The --retain-symbols-file option to ld seems to me to be less than
useful, as it "retains symbols needed for relocation".
If I have two sets of .o files, and I want to partial-link each set,
resolving all symbols and only keeping the ones I'm going to
reference, it seems I generally can not do that if any of those
symbols are referenced within their set (or even just within the same
file).
Using Apple's linker, if I use the equivalent option -
exported_symbols_list, it does what I would expect - any symbol that
it needs to retain it changes into a local symbol (other than
undefined symbols, of course). With GNU ld, it just leaves a lot of
symbols alone, so when I then try to link the two partially-linked
files into another program, I get duplicate symbols.
Seems to me the behavior of --retain-symbols-file should work that
way, as well as resolve any common symbols that aren't mentioned in
the file the same way -d would do it (but any common symbol that IS
referenced in the symbols file should simply remain a common symbol,
unless -d is also used). The result would be that the ONLY global
symbols retained in the file are the ones listed. This one isn't that
important to me, I'm fine with just using -d, but it would make it
work the way you'd expect.
Example, files a.c and x.c both define a(), b() and c(), and
initialized variables x and y (in a.c), uninitialized (common)

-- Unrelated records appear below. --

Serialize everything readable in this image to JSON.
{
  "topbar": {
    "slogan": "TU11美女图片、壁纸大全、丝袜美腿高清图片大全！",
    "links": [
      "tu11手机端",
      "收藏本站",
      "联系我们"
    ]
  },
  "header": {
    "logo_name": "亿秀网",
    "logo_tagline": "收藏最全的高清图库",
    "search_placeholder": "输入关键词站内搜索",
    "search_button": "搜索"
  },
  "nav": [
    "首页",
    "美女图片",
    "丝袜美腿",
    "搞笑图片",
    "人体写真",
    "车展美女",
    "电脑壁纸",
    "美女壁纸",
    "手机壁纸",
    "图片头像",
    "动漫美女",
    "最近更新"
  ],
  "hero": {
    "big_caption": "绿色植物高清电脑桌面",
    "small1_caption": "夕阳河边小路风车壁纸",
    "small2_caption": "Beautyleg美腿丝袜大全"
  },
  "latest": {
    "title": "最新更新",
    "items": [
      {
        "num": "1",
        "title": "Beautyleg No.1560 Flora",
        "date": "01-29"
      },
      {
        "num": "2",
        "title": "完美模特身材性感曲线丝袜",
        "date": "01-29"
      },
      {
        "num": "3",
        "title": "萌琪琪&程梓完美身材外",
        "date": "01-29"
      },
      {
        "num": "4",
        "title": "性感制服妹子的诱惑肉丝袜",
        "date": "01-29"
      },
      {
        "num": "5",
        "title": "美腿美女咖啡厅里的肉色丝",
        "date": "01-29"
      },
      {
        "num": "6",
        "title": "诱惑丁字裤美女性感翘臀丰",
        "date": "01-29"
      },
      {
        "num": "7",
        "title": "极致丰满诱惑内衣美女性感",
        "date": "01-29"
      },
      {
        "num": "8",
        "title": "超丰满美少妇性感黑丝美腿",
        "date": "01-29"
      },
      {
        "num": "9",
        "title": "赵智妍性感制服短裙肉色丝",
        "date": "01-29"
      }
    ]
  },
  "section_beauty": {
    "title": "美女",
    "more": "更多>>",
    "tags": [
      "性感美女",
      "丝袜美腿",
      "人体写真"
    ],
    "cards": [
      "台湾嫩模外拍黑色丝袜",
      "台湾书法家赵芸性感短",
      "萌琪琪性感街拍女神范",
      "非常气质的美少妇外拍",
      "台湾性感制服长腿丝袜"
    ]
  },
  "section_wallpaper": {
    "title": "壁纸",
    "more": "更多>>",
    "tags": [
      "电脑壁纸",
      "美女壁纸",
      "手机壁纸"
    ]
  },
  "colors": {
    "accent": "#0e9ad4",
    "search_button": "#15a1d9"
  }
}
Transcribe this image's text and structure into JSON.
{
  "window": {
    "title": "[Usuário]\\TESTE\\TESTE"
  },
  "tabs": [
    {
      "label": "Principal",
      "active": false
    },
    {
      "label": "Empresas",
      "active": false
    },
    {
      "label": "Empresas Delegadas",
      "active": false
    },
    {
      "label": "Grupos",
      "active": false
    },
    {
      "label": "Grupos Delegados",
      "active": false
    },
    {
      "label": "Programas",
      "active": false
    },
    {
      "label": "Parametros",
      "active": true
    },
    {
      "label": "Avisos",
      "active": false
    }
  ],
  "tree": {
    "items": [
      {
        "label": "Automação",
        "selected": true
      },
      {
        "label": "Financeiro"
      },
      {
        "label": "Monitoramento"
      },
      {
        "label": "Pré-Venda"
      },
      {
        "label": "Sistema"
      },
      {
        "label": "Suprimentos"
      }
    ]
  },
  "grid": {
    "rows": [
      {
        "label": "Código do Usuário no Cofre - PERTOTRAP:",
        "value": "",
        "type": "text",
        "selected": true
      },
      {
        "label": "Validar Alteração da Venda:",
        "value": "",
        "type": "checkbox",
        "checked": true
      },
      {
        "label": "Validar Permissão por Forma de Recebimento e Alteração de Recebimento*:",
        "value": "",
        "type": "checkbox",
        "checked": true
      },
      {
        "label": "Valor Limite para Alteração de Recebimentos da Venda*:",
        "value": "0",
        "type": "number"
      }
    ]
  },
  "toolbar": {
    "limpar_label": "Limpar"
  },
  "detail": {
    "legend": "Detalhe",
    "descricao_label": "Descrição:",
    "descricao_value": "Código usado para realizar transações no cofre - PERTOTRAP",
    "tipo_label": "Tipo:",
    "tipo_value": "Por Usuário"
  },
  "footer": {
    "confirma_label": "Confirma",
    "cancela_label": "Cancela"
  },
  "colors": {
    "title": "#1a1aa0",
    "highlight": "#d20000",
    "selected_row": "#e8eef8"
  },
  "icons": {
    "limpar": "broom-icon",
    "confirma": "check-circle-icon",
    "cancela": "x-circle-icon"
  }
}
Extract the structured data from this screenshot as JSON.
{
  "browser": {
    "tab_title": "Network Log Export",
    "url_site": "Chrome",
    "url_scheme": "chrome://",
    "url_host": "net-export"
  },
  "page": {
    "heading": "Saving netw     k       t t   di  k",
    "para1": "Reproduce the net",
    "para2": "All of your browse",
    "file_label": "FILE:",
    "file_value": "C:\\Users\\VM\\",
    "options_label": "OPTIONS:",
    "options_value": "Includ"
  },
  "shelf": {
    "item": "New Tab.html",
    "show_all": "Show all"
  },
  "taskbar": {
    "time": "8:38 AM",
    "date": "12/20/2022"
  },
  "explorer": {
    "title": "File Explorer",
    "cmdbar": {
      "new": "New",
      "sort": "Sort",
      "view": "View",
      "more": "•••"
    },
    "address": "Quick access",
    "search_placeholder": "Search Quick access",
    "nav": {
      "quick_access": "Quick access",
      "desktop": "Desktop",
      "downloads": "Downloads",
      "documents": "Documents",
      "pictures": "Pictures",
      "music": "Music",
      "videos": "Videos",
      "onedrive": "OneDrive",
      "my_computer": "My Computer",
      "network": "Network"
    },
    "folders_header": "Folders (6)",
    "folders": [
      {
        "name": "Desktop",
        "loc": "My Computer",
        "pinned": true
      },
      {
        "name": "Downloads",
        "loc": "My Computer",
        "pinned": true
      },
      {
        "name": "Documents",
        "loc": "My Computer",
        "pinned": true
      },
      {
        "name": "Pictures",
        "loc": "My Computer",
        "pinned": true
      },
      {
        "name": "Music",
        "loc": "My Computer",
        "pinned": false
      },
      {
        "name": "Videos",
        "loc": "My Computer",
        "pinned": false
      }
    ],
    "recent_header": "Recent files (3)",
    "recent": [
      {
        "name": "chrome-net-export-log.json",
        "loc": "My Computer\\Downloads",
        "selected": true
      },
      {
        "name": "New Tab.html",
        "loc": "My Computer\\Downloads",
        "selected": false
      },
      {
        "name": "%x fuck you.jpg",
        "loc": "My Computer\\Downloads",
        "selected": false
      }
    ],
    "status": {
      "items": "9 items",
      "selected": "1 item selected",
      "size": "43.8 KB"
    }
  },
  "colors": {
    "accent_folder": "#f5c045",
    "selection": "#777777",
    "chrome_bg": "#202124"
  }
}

variables x and y (in x.c); x and y are referenced by a() and b(), a()
makes a forward reference to c(), c() makes a backwards reference to
b().
File b.c contains routine_a() which references a(); file y.c contains
routine_b(), which references b().
File z.c has a main routine which references routine_a() and
routine_b().
File symbols contains "routine_a" and "routine_b" lines.
After compiling all the .c files:
ld -r -o ab.o --retain-symbols-file symbols a.o b.o
ld -r -o xy.o --retain-symbols-file symbols x.o y.o
cc -o z z.o ab.o xy.o
ab.o contains symbols for a(), c(), x, and y.
xy.o contains symbols for b(), c(), x, and y.
I get duplicate symbols for c() when I try to link the executable,
and x and y are the same between ab.o and xy.o (since one is a common
reference). If I use -d when linking xy.o, then I get duplicate
symbols for x and y instead.
ab.o doesn't contain b(), since it wasn't referenced by routine_a(),
and the backwards reference from c() apparently didn't go through the
symbol. ab.o and xy.o contain c() only because of the forward
reference from a() to c(), which apparently does go through the symbol.
Is there any other way I can selectively remove symbols from a .o file
the way I want? There also should be a way to have ld remove all
local symbols from the file, just leave simple relocation entries
rather than symbol references, but again, that's much less important.
It just seems to me that there's no reason it can't simply change
those symbols to be local rather than global, or eliminate them
entirely. Am I nuts for thinking it should be this way?